Zerx Records & Press


Recording the "Zatoichi" way

I asked J.A.Deane to explain 2 things about his "blind swordsman" technique that is employed on his composition "Chain Letter." 1) What is the blind swordsman 2) How did you use it with "Chain Letter" which can be found on ALBUZERXQUEs Vol. 17 & 29 -- the piece is for bass flute (Dino) and cello (Katie Harlow).

-mark weber

The blind swordsman (like in the martial arts movies), is a technique I love to use when I'm creating a multi-track piece and using other musicians. the idea is to remove the person doing the overdub (or remove the sense of hearing), from some of the key elements of the piece. this is easy in a multitrack situation where people are adding parts after the people who played the first parts have left the studio. it's kind of like the childrens game where you whisper a story into your friends ear and they whisper it into the next ones ear and so on, until the story that comes back to the original person has mutated but retaines certain elements of the original.
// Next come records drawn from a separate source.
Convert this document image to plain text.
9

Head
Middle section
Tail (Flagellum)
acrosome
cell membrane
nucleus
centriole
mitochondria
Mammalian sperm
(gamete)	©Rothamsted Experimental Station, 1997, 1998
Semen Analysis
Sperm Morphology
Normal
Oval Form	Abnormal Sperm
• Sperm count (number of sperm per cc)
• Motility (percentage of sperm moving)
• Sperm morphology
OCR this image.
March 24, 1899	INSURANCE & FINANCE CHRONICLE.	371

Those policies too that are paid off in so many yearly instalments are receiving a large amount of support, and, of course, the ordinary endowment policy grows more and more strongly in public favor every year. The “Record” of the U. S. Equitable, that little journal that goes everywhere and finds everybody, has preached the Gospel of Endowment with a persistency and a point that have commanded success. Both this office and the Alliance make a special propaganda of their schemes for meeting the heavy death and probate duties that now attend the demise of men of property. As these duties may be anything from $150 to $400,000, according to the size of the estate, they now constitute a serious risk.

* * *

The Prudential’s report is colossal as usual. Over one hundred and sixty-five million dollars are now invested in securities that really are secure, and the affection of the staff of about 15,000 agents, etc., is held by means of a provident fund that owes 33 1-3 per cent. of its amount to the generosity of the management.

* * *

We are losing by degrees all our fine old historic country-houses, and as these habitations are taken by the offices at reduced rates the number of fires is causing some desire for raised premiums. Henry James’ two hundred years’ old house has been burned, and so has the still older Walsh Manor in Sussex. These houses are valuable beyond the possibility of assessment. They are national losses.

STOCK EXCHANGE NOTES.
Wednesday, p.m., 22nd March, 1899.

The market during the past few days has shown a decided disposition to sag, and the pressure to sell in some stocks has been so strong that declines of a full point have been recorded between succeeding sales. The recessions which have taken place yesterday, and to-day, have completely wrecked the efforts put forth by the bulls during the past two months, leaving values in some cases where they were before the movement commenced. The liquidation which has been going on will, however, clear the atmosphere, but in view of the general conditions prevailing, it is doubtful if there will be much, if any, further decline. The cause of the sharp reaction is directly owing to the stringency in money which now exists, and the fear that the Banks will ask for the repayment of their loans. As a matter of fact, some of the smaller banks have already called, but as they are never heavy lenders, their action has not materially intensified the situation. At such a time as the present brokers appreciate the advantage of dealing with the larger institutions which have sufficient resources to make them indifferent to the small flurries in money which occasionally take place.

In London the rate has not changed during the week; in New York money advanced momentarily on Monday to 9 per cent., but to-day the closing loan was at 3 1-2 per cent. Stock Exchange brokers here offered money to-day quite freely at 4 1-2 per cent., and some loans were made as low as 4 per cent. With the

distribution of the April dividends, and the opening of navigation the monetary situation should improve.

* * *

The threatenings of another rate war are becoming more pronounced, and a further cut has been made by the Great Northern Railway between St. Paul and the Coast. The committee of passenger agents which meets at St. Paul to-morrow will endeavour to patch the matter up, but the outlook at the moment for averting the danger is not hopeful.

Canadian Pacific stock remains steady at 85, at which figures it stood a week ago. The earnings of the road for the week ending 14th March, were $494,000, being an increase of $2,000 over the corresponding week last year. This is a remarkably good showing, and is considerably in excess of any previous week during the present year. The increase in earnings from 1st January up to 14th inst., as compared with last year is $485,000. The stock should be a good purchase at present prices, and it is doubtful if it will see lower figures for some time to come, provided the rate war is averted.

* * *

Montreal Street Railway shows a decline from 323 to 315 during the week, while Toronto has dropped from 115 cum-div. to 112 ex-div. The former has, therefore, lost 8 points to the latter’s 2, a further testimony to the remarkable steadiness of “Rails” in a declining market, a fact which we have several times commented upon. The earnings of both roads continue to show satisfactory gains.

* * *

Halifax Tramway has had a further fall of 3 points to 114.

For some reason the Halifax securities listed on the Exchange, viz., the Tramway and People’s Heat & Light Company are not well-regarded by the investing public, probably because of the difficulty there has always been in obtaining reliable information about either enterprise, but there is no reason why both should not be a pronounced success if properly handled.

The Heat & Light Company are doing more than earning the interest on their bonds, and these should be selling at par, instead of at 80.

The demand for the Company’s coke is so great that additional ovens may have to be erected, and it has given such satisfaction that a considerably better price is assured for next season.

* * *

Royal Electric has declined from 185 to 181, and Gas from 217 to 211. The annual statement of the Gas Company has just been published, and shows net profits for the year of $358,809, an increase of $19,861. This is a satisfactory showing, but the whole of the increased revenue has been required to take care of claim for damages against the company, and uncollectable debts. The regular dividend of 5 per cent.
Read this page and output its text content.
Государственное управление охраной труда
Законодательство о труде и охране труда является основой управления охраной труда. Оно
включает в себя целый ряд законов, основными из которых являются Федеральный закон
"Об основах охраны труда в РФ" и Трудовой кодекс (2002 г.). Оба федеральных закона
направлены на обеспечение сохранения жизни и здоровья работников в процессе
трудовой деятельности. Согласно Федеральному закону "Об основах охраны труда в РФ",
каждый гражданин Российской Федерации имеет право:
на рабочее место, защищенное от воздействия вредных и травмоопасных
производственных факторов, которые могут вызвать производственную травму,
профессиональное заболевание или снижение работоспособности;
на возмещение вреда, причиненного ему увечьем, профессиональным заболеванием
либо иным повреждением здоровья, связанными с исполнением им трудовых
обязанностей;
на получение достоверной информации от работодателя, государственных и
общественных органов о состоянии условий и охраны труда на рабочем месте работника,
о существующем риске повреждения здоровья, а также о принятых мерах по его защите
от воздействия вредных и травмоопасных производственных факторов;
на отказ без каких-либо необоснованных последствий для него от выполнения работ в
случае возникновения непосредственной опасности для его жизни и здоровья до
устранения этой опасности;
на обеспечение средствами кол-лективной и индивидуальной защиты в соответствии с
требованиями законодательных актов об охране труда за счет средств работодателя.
This works very well with improvisation, and the results are always amazing, filled with musical responses that just would not happen if the people all played in the room together. always full of surprise, with a very low percent of un-usable material. a great multitrack technique that can be expanded on in many interesting variations.

In the case of "Chain Letter" i had katie in the studio to do several tracks of drones on cello for a play i was working on, and decided to make a little side piece with her.

1 - she listened to a mix of the drones (that she had played), and played a solo over them.
2 - she played a second solo only hearing the first solo with no drones
3 - she played a third solo only listening to the second solo
4 - later after she had left, i played a solo only listening to her third solo
5- i played a second solo only listening to her second solo
6- i played a third solo only listening to my two solos

The drone tracks which were part of another project were removed altogether and I now had 3 cellos and 3 bass flutes to work with. I think that I ended up with 5 mixs that I liked. just going through and trying the different combinations of duos trios a quartet and the sextet

There is a clear connection between all the parts but there is also a removed quality at the same time. just like the blind swordsman who must connect with his opponent without the use of his eyes.....removed yet connected.